Alimentation

Tiens, il paraît que je suis flexitarien!

Végétarien, végétalien, végane, on connaît. Et flexitarien? Vous l’êtes peut-être sans le savoir. Tentative de clarification

«Du pavé au roquefort, jusqu’à la côte de porc, la bidoche c’est mon fort, je suis carnivore», chantaient les Garçons Bouchers il y a une quinzaine d’années. On ne sait pas si l’impact eût été le même avec des paroles sur le véganisme. Toujours est-il qu’aujourd’hui, entre les images choquantes tournées dans des abattoirs diffusées par L214 et les scandales alimentaires à répétition, la tendance serait plutôt à réduire sa consommation de viande.

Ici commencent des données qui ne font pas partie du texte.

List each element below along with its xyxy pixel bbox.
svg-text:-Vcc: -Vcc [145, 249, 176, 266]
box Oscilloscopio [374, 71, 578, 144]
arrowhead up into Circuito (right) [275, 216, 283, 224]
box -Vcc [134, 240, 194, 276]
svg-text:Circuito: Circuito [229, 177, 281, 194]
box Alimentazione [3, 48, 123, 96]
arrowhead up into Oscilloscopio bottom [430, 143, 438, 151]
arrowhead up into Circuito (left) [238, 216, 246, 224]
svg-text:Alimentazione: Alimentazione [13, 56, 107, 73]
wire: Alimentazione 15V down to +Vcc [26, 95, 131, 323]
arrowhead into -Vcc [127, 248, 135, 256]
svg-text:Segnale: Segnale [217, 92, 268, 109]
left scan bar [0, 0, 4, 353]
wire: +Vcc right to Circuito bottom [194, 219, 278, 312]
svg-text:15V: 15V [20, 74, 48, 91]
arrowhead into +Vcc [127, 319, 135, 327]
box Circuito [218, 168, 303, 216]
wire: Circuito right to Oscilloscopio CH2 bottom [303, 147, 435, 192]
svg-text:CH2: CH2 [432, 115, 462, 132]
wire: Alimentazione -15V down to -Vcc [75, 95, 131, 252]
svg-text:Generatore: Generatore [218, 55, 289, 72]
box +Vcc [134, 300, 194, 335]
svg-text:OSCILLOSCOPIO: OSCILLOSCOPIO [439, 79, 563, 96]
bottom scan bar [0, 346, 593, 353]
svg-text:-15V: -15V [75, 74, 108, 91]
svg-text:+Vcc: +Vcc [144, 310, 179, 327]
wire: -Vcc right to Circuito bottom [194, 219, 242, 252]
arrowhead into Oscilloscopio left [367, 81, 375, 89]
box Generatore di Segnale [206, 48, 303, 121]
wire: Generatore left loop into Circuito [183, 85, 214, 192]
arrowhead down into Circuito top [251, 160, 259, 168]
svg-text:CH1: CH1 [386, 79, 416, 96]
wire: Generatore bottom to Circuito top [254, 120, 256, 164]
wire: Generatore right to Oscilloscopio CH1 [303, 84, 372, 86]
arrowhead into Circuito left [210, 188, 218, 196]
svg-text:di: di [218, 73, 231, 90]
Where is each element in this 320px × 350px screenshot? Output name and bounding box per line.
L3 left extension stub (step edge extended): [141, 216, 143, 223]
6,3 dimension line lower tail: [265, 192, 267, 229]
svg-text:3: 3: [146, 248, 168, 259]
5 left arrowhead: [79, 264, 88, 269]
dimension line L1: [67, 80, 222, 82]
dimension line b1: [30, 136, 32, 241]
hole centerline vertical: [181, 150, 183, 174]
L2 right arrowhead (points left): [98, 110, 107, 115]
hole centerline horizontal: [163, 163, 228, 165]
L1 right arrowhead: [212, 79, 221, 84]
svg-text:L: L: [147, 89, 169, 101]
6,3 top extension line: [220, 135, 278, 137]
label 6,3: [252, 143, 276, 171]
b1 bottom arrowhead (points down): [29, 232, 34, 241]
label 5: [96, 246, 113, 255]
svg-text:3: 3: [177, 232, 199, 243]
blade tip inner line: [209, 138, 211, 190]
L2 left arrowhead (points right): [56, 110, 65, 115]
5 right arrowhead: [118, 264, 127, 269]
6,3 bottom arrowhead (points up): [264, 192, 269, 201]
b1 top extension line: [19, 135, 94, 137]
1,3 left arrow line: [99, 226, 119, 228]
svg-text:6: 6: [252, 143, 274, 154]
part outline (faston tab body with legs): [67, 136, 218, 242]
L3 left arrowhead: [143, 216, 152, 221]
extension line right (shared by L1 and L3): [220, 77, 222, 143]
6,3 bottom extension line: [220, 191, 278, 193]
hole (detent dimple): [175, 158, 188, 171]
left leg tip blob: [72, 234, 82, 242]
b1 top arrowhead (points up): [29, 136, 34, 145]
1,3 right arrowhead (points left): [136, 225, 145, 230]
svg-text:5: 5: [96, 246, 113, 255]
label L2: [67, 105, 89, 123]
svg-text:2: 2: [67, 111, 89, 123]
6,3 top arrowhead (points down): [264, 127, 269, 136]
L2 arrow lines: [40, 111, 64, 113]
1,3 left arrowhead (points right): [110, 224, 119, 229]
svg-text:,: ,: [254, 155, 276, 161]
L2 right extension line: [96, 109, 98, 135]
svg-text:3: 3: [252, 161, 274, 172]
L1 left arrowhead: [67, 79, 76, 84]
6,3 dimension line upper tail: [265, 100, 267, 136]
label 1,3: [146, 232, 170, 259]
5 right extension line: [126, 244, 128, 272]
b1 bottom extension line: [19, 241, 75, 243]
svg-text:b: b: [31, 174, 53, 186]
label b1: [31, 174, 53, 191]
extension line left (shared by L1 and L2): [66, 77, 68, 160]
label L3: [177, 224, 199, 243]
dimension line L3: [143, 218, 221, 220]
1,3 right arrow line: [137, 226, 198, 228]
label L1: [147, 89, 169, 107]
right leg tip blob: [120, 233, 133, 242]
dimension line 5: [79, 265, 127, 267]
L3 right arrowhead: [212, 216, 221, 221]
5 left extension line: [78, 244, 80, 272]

C’est de là qu’est apparu le néologisme «flexitarien», formé entre les mots «flexible» et «végétarien». Et c’est tout récemment que Nadège, 43 ans, a appris qu’elle était flexitarienne: «C’est ce qu’on m’a dit quand j’ai décrit mes habitudes alimentaires, dans un groupe de réflexion sur l’éthique animale. Je ne suis pas contre le fait de manger des animaux, mais pas dans les conditions dans lesquelles ils sont élevés. J’aime la viande, mais j’en consomme maximum une fois par semaine en privilégiant les producteurs locaux. La maltraitance animale est liée à la quantité que l’on en ingurgite. Si nous réduisions tous notre consommation, nous ne leur ferions pas subir ces horreurs.»

Pascal, lui, qui se définit comme étant flexitarien, n’achète plus de viande pour des raisons éthiques, écologiques et de santé. Mais il ne fait pas la fine bouche si un ami lui cuisine une bonne entrecôte, et n’a pas exclu le poisson de ses habitudes alimentaires. Il s’agit donc de se nourrir de viande seulement occasionnellement, on l’aura compris. En revanche, rien ne définit à quelle fréquence. Même le site Flexitarisme.com évite de poser un cadre clair.

Mot d’ordre: prise de conscience

Mais dans ce cas, puisque le flexitarien mange de tout, il est tout bêtement omnivore, non? «C’est théoriquement exact, mais en étant tout à fait honnête avec nous-mêmes, une observation simple s’impose: notre régime alimentaire et nos pratiques culturelles placent les protéines animales au cœur de nos repas. […] Le flexitarisme propose une alternative qui consiste à végétaliser davantage votre alimentation mais de manière équilibrée grâce aux protéines végétales, sans exclure une consommation ponctuelle, au choix de chacun, de protéines animales», peut-on lire à propos des fondamentaux de ce «nouveau» régime alimentaire.

La prise de conscience semble être le mot d’ordre. Refréner ses envies de bidoche, peu importe comment, et faire attention à sa provenance. Se griller un poulet en batterie farci aux hormones, ne serait-ce qu’une fois par mois, ne fait pas partie des recommandations…

Vers le flexivéganisme?

Au passage, s’autoproclamer flexitarien permettrait-il d’éviter de se faire voler dans les plumes par des végans purs et durs? «Non, ils ne comprennent pas le concept, raconte Antony, flexitarien depuis deux ans et ancien bénévole pour une association végane. Moi je trouve intéressant d’y aller progressivement. Mais certains sont culpabilisants, limite sectaires. Les gens ont besoin d’une porte d’entrée vers une réduction de consommation de viande, et le flexitarisme en est une.»

Quant à Fabien Truffer, porte-parole de l’association Pour l’égalité animale (PEA), il reste plutôt mitigé sur la démarche, et est particulièrement amusé par l’existence de «recettes de cuisine flexitariennes» sur le Web. Soulignant que tout effort visant à réduire la consommation d’animaux est le bienvenu, il explique que les végans et les végétariens ne voient pas cela d’un très bon œil. «Tout le monde peut être flexitarien. Certains diront que ce n’est pas cohérent.» Il ajoute qu’il connaît plusieurs végétariens qui souhaitent devenir végans, et se questionne soudainement: ces gens seraient-ils donc flexivégans? Le mot ne semble pas encore inventé, mais nul doute que la marmite à flexi-tendances est déjà en train de bouillir.